The URL has two important parameters, p and t. The first seems to identify a server, while the second identifies the actual file. The direct download link is made by plugging these values into this URL:
https://p[p]-ubiquityws.icloud.com/ws/file/[t]
Looking at your example:
https://www.icloud.com/documents/dl/?p=3&t=BAKsXkcDP-p8sdTS8NgBLWRQxE281oe4hogA
p is 3, and t is BAKsXkcDP-p8sdTS8NgBLWRQxE281oe4hogA. So your direct download link would be
https://p3-ubiquityws.icloud.com/ws/file/BAKsXkcDP-p8sdTS8NgBLWRQxE281oe4hogA
Whenever I've published a link to iCloud, p has been 01; so it's possible that you might need to zero-pad your value in which case your URL would be
https://p03-ubiquityws.icloud.com/ws/file/BAKsXkcDP-p8sdTS8NgBLWRQxE281oe4hogA
It would be great to know whether that's necessary.

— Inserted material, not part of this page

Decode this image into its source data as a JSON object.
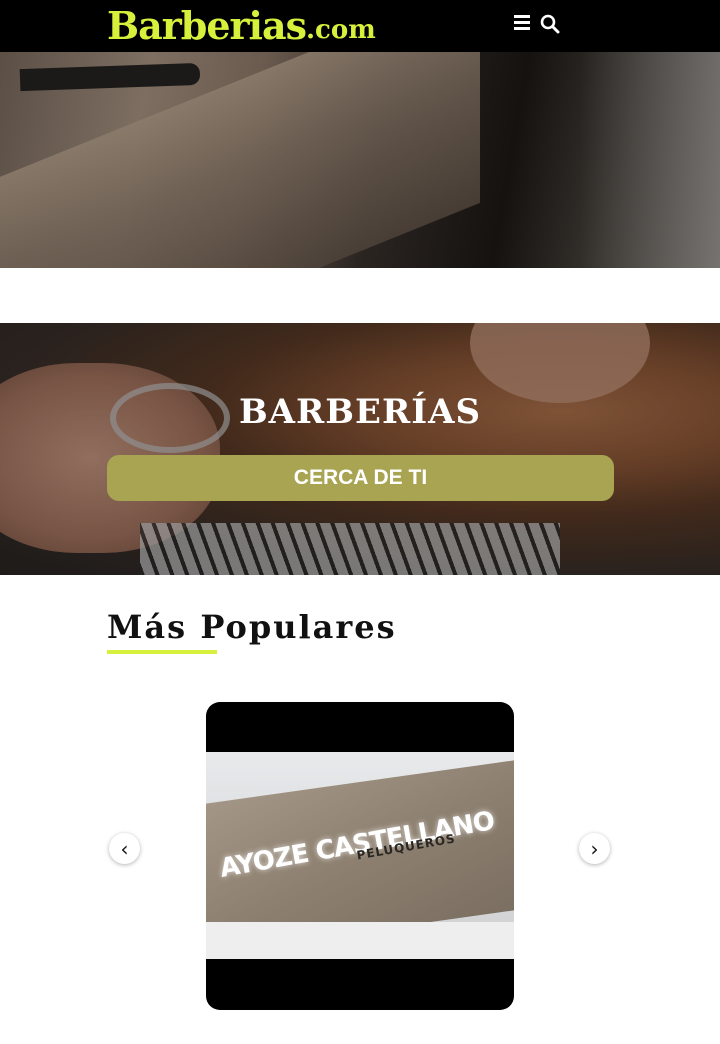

In iCloud Drive / iOS8 the links are different, but you can still get a direct link to the files.
Original link:
https://www.icloud.com/attachment?u=https%3A%2F%2Fms-eu-ams-103-prod.digitalhub.com%2FB%2FATmkKK8ju8SRwQqDoEFKJzbRsxiuAXQ3PBcJBXw1Qot9jz68TkqjiiNu%2F%24%7Bf%7D%3Fo%3DAtenENR8OcvlNq6JMa331mr-8gCreXxwcfgQ26B5gFKo%26v%3D1%26x%3D3%26a%3DBclucinSeKmFAy2GJg%26e%3D1413787013%26k%3D%24%7Buk%7D%26r%3D567CC38A-FD1B-4DE6-B11B-4166A5669E1B-1%26z%3Dhttps%253A%252F%252Fp03-content.icloud.com%253A443%26s%3DlO5SolOouS9qhYz1oIxKDoGtMpo%26hs%3DovfPXj3b9XXz9lWKChBmyNq_cug&uk=OXDCcLTETbvUcOKdJ-vTdQ&f=Testdatei.vrphoto&sz=1212622
URL decoded to be more readable:
https://www.icloud.com/attachment?u=https://ms-eu-ams-103-prod.digitalhub.com/B/ATmkKK8ju8SRwQqDoEFKJzbRsxiuAXQ3PBcJBXw1Qot9jz68TkqjiiNu/${f}?o=AtenENR8OcvlNq6JMa331mr-8gCreXxwcfgQ26B5gFKo&v=1&x=3&a=BclucinSeKmFAy2GJg&e=1413787013&k=${uk}&r=567CC38A-FD1B-4DE6-B11B-4166A5669E1B-1&z=https%3A%2F%2Fp03-content.icloud.com%3A443&s=lO5SolOouS9qhYz1oIxKDoGtMpo&hs=ovfPXj3b9XXz9lWKChBmyNq_cug&uk=OXDCcLTETbvUcOKdJ-vTdQ&f=Testdatei.vrphoto&sz=1212622
Save the text between '?u=' and '&uk=' as a NSMutableString
Save the information after 'uk=' and 'f=' as NSStrings
In the first string replace the text '${f}' with the 'f=' string and replace the text '${uk}' whith the 'uk=' string
If you need the files size for any reason, it's the number after 'sz=', but this is not needed for the final link
Voila, here is your direct link to the file:
https://ms-eu-ams-103-prod.digitalhub.com/B/ATmkKK8ju8SRwQqDoEFKJzbRsxiuAXQ3PBcJBXw1Qot9jz68TkqjiiNu/Testdatei.vrphoto?o=AtenENR8OcvlNq6JMa331mr-8gCreXxwcfgQ26B5gFKo&v=1&x=3&a=BclucinSeKmFAy2GJg&e=1413787013&k=OXDCcLTETbvUcOKdJ-vTdQ&r=567CC38A-FD1B-4DE6-B11B-4166A5669E1B-1&z=https%3A%2F%2Fp03-content.icloud.com%3A443&s=lO5SolOouS9qhYz1oIxKDoGtMpo&hs=ovfPXj3b9XXz9lWKChBmyNq_cug
It looks like the heavy lifting is done by the file referenced there:
https://www.icloud.com/applications/documents/download/en-us/1FCS22.32292/javascript-packed.js
I'd start there looking for the file name etc.